Faulkton to Feature Mural by World-Famous Artist

Thursday, July 05, 2018

For a small town, Faulkton, South Dakota has made some big investments in the arts. Its latest public art project will be a distinctive piece by an internationally acclaimed artist that’s sure to draw visitors from throughout the region.

Australian artist Guido van Helten will use the side of a grain elevator in Faulkton as his canvas this summer. His aim will be to portray the essence of the town through a photorealistic, larger than life mural.

Van Helten has been commissioned to create public works of art throughout the world, from Belarus to Ukraine. Public and private funds were raised for this remarkable project, which has broad community support.

Faulkton resident David Hedt, who is from Australia, was the impetus behind bringing van Helten to town. One of van Helten’s murals graces a silo in Brim, a small town in Victoria, Australia near where Hedt grew up.

“Anyone who has ever seen his artwork in real life knows that it’s outstanding,” says Hedt. “He’s unbelievably talented — we’re very lucky he’s coming here.”

The silo art has drawn a lot of attention to Brim, a town of only 100 people. About 1,000 tourists visit the mural each month, providing a nice boost for the economy.

Hedt hopes the Faulkton mural will be similarly successful, as it will be a unique piece in the region. “He doesn’t want his artwork want to become too common. I doubt there will be another work of his in the state,” he says.

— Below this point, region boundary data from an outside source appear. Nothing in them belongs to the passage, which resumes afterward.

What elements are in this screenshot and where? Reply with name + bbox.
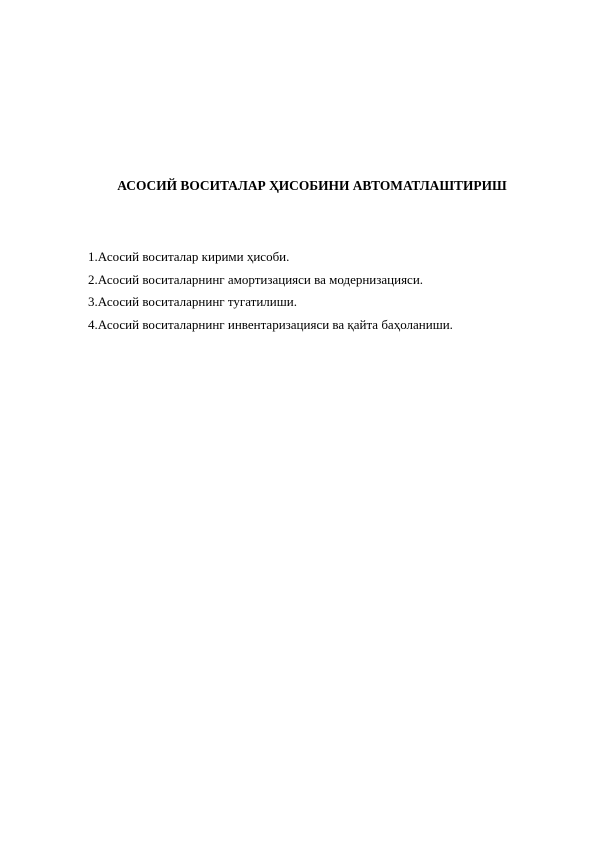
topic-item: 1.Асосий воситалар кирими ҳисоби. (88, 249, 290, 264)
topic-item: 4.Асосий воситаларнинг инвентаризацияси ва қайта баҳоланиши. (88, 316, 453, 332)
topic-item: 3.Асосий воситаларнинг тугатилиши. (88, 294, 297, 309)
topic-list (88, 246, 453, 336)
page-title: АСОСИЙ ВОСИТАЛАР ҲИСОБИНИ АВТОМАТЛАШТИРИШ (117, 178, 507, 193)
topic-item: 2.Асосий воситаларнинг амортизацияси ва модернизацияси. (88, 271, 424, 287)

The piece will be painted on the Agtegra grain elevator, which sits on the east edge of Faulkton and can be viewed from miles away. The artist is expected to spend several weeks painting it.

Witness artist Guido van Helton in live action as he paints a giant mural over the next few weeks.

The content of the mural will be derived from research van Helten conducted while visiting during the summer of 2017. He explored the area for a month, interviewing people and taking photographs to gain insight into the place and its people for his site-specific work.

“People are the essence of a place. He really captures the people of the places he visits,” says Hedt.

Hedt points out that making this mural project a reality has been a tremendous effort on the community’s part. “Faulkton has such a nice, strong community spirit with driven people who want to make sure it succeeds,” says Hedt.

As a case in point, Mayor Slade Roseland invited van Helten to his farm for a few days last July and spent time taking him around. He wanted to ensure the artist got an authentic impression of the town and its people. Roseland is impressed with van Helten’s work and thrilled that Faulkton will be home to one of his murals.

“It’s extremely important to the community because the sky is the limit for the tourism boost — not only for people coming to see the finished project but also to come and watch as he’s painting it,” he says. “On a broader spectrum, it also gives us a chance to showcase the other great aspects of our town and all that Faulkton has to offer.”

The public is encouraged to follow the artist’s progress on the mural over the next few weeks. Visit the FAEDC website or Facebook page for updates and a live feed.

Please note: Agtegra is an operating business. The Faulkton Retail Center, Faulkton Airport and the corner of Court Street and 8th Ave. South are good public parking and viewing locations.  

As a part of van Helten’s residency in Faukton, he taught a youth art class and is meeting with members of the media and the public. Tentative details on the media day are below.

Media Day and Public Q&A

Friday, July 13 at the Community Center

  • 1-4 p.m. - Press conference with media.
  • 6:30 p.m. - Q & A with the public. Van Helten will give a presentation and talk about his background as well as the other artwork he’s created around the world. Drinks and snacks will be served (free will donations accepted).